Most consumers would be familiar with buying a used car the traditional way. It typically involves a trip to the local dealership, with a salesperson guiding you through the vehicles on the lot. And that highlights a key issue — your options are usually limited to the inventory the dealer holds on that day. The internet improved this, empowering buyers to seek out the cars they want, but they still need to interact with a specific dealership, plus arrange delivery if they're out of state.
Carvana, on the other hand, offers a fully digital process. Despite having 28 physical “vending machine” locations to facilitate pick-ups and trade-ins, prospective buyers can purchase a vehicle online and have it delivered to them by a company-employed delivery driver. But it takes technology a step further. Using artificial intelligence and machine learning tools, it monitors used-car auctions to identify the hottest-selling vehicles, and then ensures it has an adequate supply of them in its own inventory.
That makes Carvana the ultimate one-stop shop for prospective buyers.
Scaling up with soaring growth
The key to Carvana's success is volume. Adopting a fully digital approach means it has the opportunity to sell significantly more cars, simply because it can reach a much wider audience. In fact, the company claims to serve 80.6% of the U.S. population, and that figure continues to grow.
It explains (in part) the company's rapid growth over the last few years.
|Q3 2018 TTM
|Q3 2021 TTM
|Gross profit per unit sold
|$2,302 (Q3 2018)
|$4,672 (Q3 2021)
The University of Michigan survey of consumer sentiment also supports this. In December 2021, just 27% of consumers thought it was a good time to buy a car, compared to 58% in the prior-year period. As it turns out, hardly anybody wants to pay inflated prices for used vehicles.
The company has been helped by soaring used car prices on the back of new vehicle shortages, thanks to semiconductor supply constraints during 2020 and 2021. Used cars have enjoyed a broad rise in value of 37% over the last 12 months, according to the most recent inflation data. It's unreasonable to expect this to continue forever, so some of Carvana's growth is likely to taper off over the next couple of years.
But Wall Street is on board
On Jan. 24, Wall Street investment bank Morgan Stanley reiterated its overweight rating on Carvana's stock, and attached a $430 price target. That represents 173% upside from today's price of $157, so even with potential headwinds on the horizon, the bank thinks Carvana's digital approach is enough for it to continue gaining traction with consumers.

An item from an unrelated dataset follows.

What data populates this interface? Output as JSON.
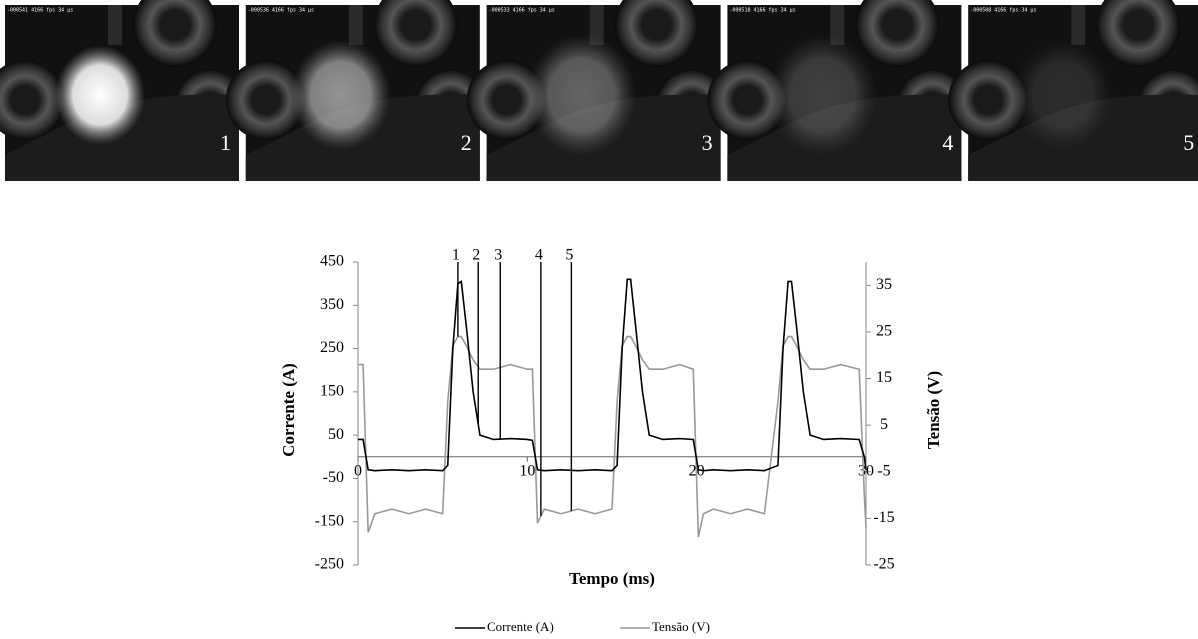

And Morgan Stanley isn't alone. A total of 13 analysts have a buy rating on Carvana's stock, and six have a hold, with an average price target of $344 which represents 119% growth from here.
The broad tech sell-off might have served up a solid opportunity to add Carvana to your portfolio, but the market remains uncertain, so it's best to adopt a long-term strategy if you do buy the stock.